TORNARE SULLA TERRA è un viaggio tempestoso. Una virata brusca che comporta una serie di shock, tanto che alla fine si sta come quei passeggeri d’aereo che seguono le istruzioni di sicurezza raggomitolati su loro stessi – come ci indica il gigantesco simulacro umano fatto di materiale riciclato di Yin Xiuzhen, posta proprio a metà itinerario come totem esistenziale. Il primo shock prende le sembianze di una macchina-robot per le pulizie la cui pala non fa altro che spazzare via, rumorosamente, un liquido rosso sangue, schizzandolo sul vetro della cabina in cui è rinchiuso questo mostro ruggente. Lo scacco matto è opera dei cinesi Sun Yuan e Peng Yu e quel «netturbino» delle catastrofi aveva fatto già la sua comparsa al Guggenheim di New York nel 2016, come primo step di dispositivi meccanici a confronto con l’umano. Il secondo trauma attende il visitatore proprio dalla parte opposta di quell’orgia di sangue.

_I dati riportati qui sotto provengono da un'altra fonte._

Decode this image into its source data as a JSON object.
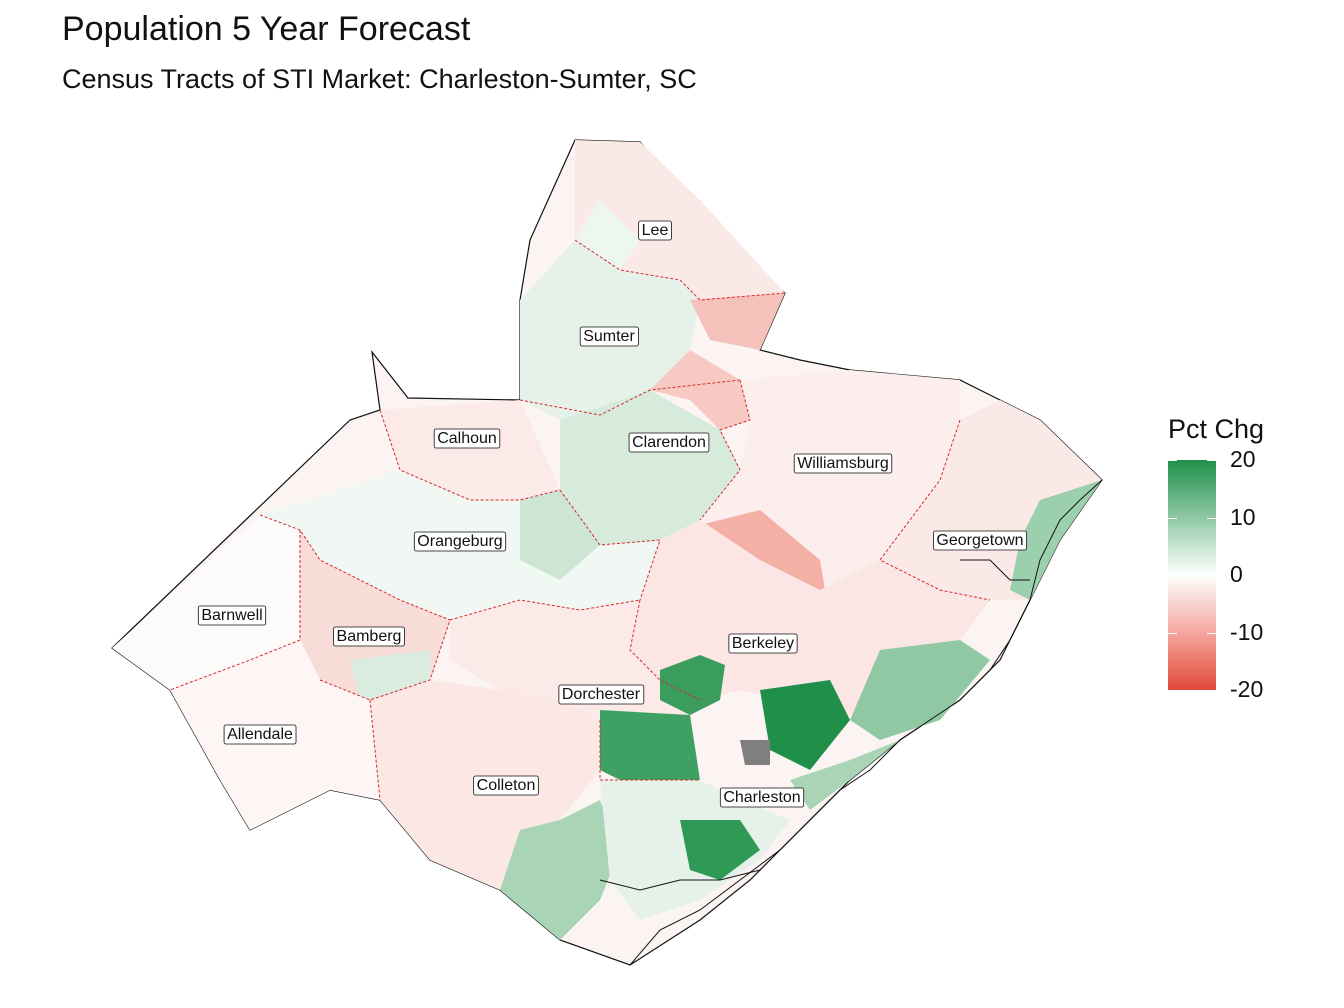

È il Muro Ciudad Juárez della messicana Teresa Margolles: l’artista ha preso frammenti reali del muro (provengono da una scuola pubblica dove si verificò una resa dei conti fra mafie) con i segni anche di proiettili e lo ha reinstallato a Venezia, dove era già stato nel 2011. La storia presente e la brutalità cinica della politica trumpiana lo ha tristemente riattualizzato. Margolles, che ha una formazione da medico forense, in ogni sua installazione cerca di rintracciare le impronte di corpi violati, come quando immette il pubblico in una camera umida e nebbiosa, i cui vapori sono quelli dell’acqua con cui nell’obitorio di Città del Messico hanno lavato i cadaveri. Procede a modo suo nella stessa direzione del recupero testimoniale anche l’indiana Shilpa Gupta con un potente lavoro sonoro, forse il più bello di tutta la mostra, For, in your tongue, I cannot fit (2017-18).

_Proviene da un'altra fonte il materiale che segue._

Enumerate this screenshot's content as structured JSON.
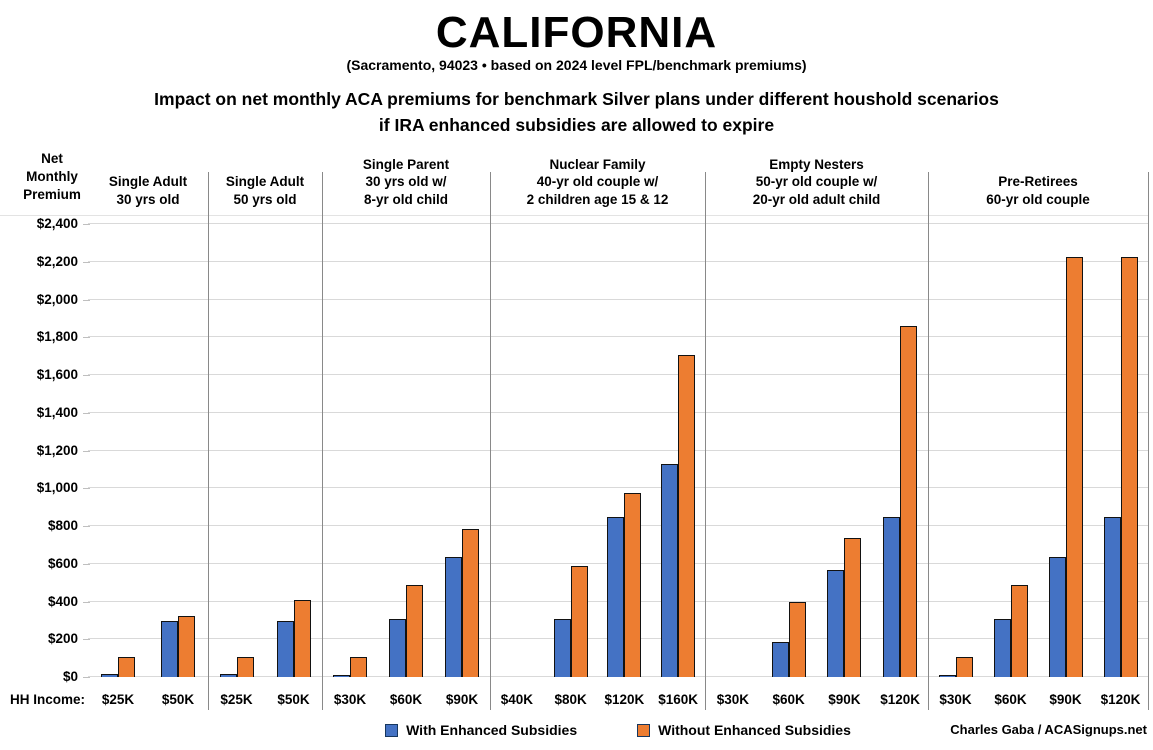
{
  "title": "CALIFORNIA",
  "location_line": "(Sacramento, 94023 • based on 2024 level FPL/benchmark premiums)",
  "subtitle_line1": "Impact on net monthly ACA premiums for benchmark Silver plans under different houshold scenarios",
  "subtitle_line2": "if IRA enhanced subsidies are allowed to expire",
  "y_axis_title": "Net\nMonthly\nPremium",
  "hh_income_label": "HH Income:",
  "credit": "Charles Gaba / ACASignups.net",
  "legend": [
    {
      "label": "With Enhanced Subsidies",
      "color": "#4472C4"
    },
    {
      "label": "Without Enhanced Subsidies",
      "color": "#ED7D31"
    }
  ],
  "colors": {
    "with_enhanced": "#4472C4",
    "without_enhanced": "#ED7D31",
    "gridline": "#d9d9d9",
    "separator": "#898989",
    "bar_border": "#121212"
  },
  "chart_data": {
    "type": "bar",
    "title": "Impact on net monthly ACA premiums for benchmark Silver plans under different houshold scenarios if IRA enhanced subsidies are allowed to expire",
    "xlabel": "HH Income",
    "ylabel": "Net Monthly Premium",
    "ylim": [
      0,
      2400
    ],
    "ytick_step": 200,
    "ytick_labels": [
      "$0",
      "$200",
      "$400",
      "$600",
      "$800",
      "$1,000",
      "$1,200",
      "$1,400",
      "$1,600",
      "$1,800",
      "$2,000",
      "$2,200",
      "$2,400"
    ],
    "grid": true,
    "legend_position": "bottom",
    "series_names": [
      "With Enhanced Subsidies",
      "Without Enhanced Subsidies"
    ],
    "series_colors": [
      "#4472C4",
      "#ED7D31"
    ],
    "groups": [
      {
        "label_lines": [
          "Single Adult",
          "30 yrs old"
        ],
        "incomes": [
          "$25K",
          "$50K"
        ],
        "with_enhanced": [
          15,
          295
        ],
        "without_enhanced": [
          105,
          325
        ]
      },
      {
        "label_lines": [
          "Single Adult",
          "50 yrs old"
        ],
        "incomes": [
          "$25K",
          "$50K"
        ],
        "with_enhanced": [
          15,
          295
        ],
        "without_enhanced": [
          105,
          410
        ]
      },
      {
        "label_lines": [
          "Single Parent",
          "30 yrs old w/",
          "8-yr old child"
        ],
        "incomes": [
          "$30K",
          "$60K",
          "$90K"
        ],
        "with_enhanced": [
          5,
          305,
          635
        ],
        "without_enhanced": [
          105,
          490,
          785
        ]
      },
      {
        "label_lines": [
          "Nuclear Family",
          "40-yr old couple w/",
          "2 children age 15 & 12"
        ],
        "incomes": [
          "$40K",
          "$80K",
          "$120K",
          "$160K"
        ],
        "with_enhanced": [
          0,
          310,
          850,
          1130
        ],
        "without_enhanced": [
          0,
          590,
          975,
          1705
        ]
      },
      {
        "label_lines": [
          "Empty Nesters",
          "50-yr old couple w/",
          "20-yr old adult child"
        ],
        "incomes": [
          "$30K",
          "$60K",
          "$90K",
          "$120K"
        ],
        "with_enhanced": [
          0,
          185,
          565,
          850
        ],
        "without_enhanced": [
          0,
          400,
          735,
          1860
        ]
      },
      {
        "label_lines": [
          "Pre-Retirees",
          "60-yr old couple"
        ],
        "incomes": [
          "$30K",
          "$60K",
          "$90K",
          "$120K"
        ],
        "with_enhanced": [
          5,
          305,
          635,
          850
        ],
        "without_enhanced": [
          105,
          490,
          2225,
          2225
        ]
      }
    ]
  }
}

AL BUIO, si entra religiosamente in silenzio in una vasta stanza dove ordinatamente sono disposti piccoli leggii con libri aperti e sopra ognuno un microfono. In una babele di lingue, mentre la attraversiamo, ascoltiamo le voci di poeti incarcerati e censurati per i loro versi. Il primo, cui è tributato il titolo dell’opera è l’azero Imadaddin Nasimi, nato a Shamakhi nel 1369. Le sua filosofia ispirata al sufismo fu considerata blasfema dalle autorità religiose del periodo e, secondo tradizione, fu imprigionato e scuoiato vivo ad Aleppo. La disintegrazione del suo corpo non ha fermato però la longevità della sua poesia, rimasta vivissima al posto dei suoi persecutori divenuti cenere.